Publiziert von lainari , 28. Januar 2021 um 18:44.

Region: Welt » Deutschland » Östliche Mittelgebirge » Erzgebirge
Tour Datum: 2 Januar 2021
Wandern Schwierigkeit: T2 - Bergwandern
Wegpunkte:
Geo-Tags: D 
Zeitbedarf: 5:30
Aufstieg: 695 m
Abstieg: 695 m
Strecke:19,5 km
Zufahrt zum Ausgangspunkt:Auto oder RVSOE-Bus der Linien 205, 207 oder 214 bis Breitenau (verkehren nicht am Wochenende/feiertags)
Kartennummer:1:20.000, SK Nr. 94 Bad Gottleuba-Berggießhübel und Umgebung

Unterwegs im Bahretal
 
Während am Ende des alten Jahres die Wetterküche noch einmal so richtig durchgewirbelt wurde, herrschte die erste Woche des neuen Jahres eine sogenannte Dunkelflaute. Das hieß trübes, windstilles Wetter, nicht besonders einladend zum Wandern aber die Ansprüche sind dieser Tage nicht allzu hoch.
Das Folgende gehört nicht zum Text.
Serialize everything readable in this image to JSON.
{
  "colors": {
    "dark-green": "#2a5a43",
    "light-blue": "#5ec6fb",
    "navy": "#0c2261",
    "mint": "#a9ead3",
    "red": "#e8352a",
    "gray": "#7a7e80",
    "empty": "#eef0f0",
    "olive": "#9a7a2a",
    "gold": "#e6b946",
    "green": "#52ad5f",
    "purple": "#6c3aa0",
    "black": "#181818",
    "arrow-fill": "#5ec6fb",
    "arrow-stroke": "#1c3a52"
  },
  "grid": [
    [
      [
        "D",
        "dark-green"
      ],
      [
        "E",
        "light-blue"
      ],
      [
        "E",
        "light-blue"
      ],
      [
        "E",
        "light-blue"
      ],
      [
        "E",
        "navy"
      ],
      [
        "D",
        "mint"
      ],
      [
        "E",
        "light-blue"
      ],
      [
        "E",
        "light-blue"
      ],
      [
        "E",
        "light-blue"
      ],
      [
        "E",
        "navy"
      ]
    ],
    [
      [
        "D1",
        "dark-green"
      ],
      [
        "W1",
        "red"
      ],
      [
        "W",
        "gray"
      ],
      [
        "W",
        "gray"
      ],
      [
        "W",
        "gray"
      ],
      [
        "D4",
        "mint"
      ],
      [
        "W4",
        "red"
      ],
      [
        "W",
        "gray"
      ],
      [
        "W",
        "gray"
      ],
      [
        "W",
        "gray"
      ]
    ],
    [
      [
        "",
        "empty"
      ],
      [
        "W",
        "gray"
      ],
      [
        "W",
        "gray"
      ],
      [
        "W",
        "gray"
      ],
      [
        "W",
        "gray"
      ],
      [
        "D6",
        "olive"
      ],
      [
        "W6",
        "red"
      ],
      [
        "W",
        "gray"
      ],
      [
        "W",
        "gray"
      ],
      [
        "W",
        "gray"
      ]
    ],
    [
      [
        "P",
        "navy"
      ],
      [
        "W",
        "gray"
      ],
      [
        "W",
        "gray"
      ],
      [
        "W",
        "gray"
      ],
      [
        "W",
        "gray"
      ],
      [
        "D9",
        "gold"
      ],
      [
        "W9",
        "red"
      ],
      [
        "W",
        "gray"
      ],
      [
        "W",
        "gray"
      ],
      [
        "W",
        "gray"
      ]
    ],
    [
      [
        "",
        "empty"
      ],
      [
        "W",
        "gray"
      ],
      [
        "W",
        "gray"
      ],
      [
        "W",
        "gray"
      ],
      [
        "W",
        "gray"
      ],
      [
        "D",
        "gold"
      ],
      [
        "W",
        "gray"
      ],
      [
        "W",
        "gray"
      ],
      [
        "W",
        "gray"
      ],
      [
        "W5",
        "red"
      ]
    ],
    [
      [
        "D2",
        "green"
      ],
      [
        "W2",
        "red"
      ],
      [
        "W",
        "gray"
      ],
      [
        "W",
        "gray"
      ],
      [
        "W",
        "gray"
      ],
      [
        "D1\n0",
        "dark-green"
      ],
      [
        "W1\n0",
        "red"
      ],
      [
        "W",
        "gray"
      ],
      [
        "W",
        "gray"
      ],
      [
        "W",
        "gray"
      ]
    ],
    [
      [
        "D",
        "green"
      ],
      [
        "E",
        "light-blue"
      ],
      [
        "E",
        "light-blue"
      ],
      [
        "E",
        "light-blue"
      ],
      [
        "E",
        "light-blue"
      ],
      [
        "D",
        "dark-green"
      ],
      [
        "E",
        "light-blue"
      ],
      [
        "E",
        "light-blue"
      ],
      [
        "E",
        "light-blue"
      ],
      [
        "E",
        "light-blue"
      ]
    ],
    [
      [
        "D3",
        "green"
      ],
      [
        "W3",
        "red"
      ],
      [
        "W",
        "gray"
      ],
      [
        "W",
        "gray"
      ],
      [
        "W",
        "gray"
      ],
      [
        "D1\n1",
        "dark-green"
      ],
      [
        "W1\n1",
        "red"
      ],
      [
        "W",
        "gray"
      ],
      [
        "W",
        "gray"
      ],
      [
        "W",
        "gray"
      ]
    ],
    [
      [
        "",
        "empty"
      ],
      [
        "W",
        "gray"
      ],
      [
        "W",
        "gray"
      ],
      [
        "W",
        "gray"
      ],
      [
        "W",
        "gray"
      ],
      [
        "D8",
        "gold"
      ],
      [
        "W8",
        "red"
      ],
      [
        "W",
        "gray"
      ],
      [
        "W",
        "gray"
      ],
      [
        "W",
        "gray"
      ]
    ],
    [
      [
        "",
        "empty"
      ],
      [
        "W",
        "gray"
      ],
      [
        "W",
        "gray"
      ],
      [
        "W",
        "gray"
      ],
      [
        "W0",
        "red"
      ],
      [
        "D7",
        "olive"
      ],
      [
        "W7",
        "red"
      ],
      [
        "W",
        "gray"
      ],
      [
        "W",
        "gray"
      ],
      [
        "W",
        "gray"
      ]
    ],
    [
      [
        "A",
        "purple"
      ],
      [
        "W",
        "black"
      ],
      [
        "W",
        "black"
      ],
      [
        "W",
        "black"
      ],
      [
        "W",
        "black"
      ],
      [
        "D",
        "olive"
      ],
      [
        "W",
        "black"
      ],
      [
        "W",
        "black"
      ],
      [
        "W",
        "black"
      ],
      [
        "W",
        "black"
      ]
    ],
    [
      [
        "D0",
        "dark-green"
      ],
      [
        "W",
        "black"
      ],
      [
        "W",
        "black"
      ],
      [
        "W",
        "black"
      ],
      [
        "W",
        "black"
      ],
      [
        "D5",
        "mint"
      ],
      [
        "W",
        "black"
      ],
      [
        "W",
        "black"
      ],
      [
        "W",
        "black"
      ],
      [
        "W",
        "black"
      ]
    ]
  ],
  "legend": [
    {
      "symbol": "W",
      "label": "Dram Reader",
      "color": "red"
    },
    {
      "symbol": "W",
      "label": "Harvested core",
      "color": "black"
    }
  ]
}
So machte ich mich auf den Weg zu einer Tour, die so einige Tage zuvor geplant war.
 
Dazu fuhr ich in den hochliegenden Bad Gottleuba-Berggießhübeler Ortsteil Breitenau. Ich parkte nicht ganz konform auf dem Parkplatz des einstigen Gasthauses, welches nicht mehr regulär geöffnet hat. Eine der gelegentlich noch stattfindenden Sonderveranstaltungen dürfte momentan wegen Corona ohnehin nicht zu erwarten sein. Um meine Absicht deutlicher zu machen, stellte ich das Auto nahe der Wanderorientierungstafel am Rand des Platzes ab.
Nun lief ich entlang der Dorfstraße bis zum Ortsende und bog nach rechts auf einen Flurweg ein. Vorbei an einem beschäftigungslosen Windrad ging ich in eine flache Talmulde hinab. Hier verließ ich den Weg und folgte dem Talboden über Wiesenland abwärts. Nach einem Stück kam ich an der in einem Gehölz versteckten Quelle der Bahre vorbei. Der obere Teil des von ihr durchflossenen Tales wird Eisengrund genannt. Der Name soll sich von einem einst dort entlangführenden Eisenerz-Transportweg von Berggießhübel zu den Eisenhämmern in den wald- und wasserreichen Gebirgstälern ableiten. Diese Erklärung halte ich aber noch nicht für vollständig erwiesen, da sich wichtige Handelswege, Post- und Königsstraßen in der Historie stets auf den Höhenrücken befanden und die Täler bestenfalls querten. Gerade im oberen Bahretal verlaufen alle Fluren, Lesesteinrücken und Wege quer zum Tal. Nach einiger Zeit machte ich im Voraus eine große Mufflonherde aus, die rasch die Flucht ergriff, ohne dass ich eine brauchbare Fotoentfernung erreicht hatte. Nach einem Uferwechsel passierte ich einen kleinen Teich und einen alten Schafstall. Voraus zeichnete sich nun das Waldstück Heidenholz ab.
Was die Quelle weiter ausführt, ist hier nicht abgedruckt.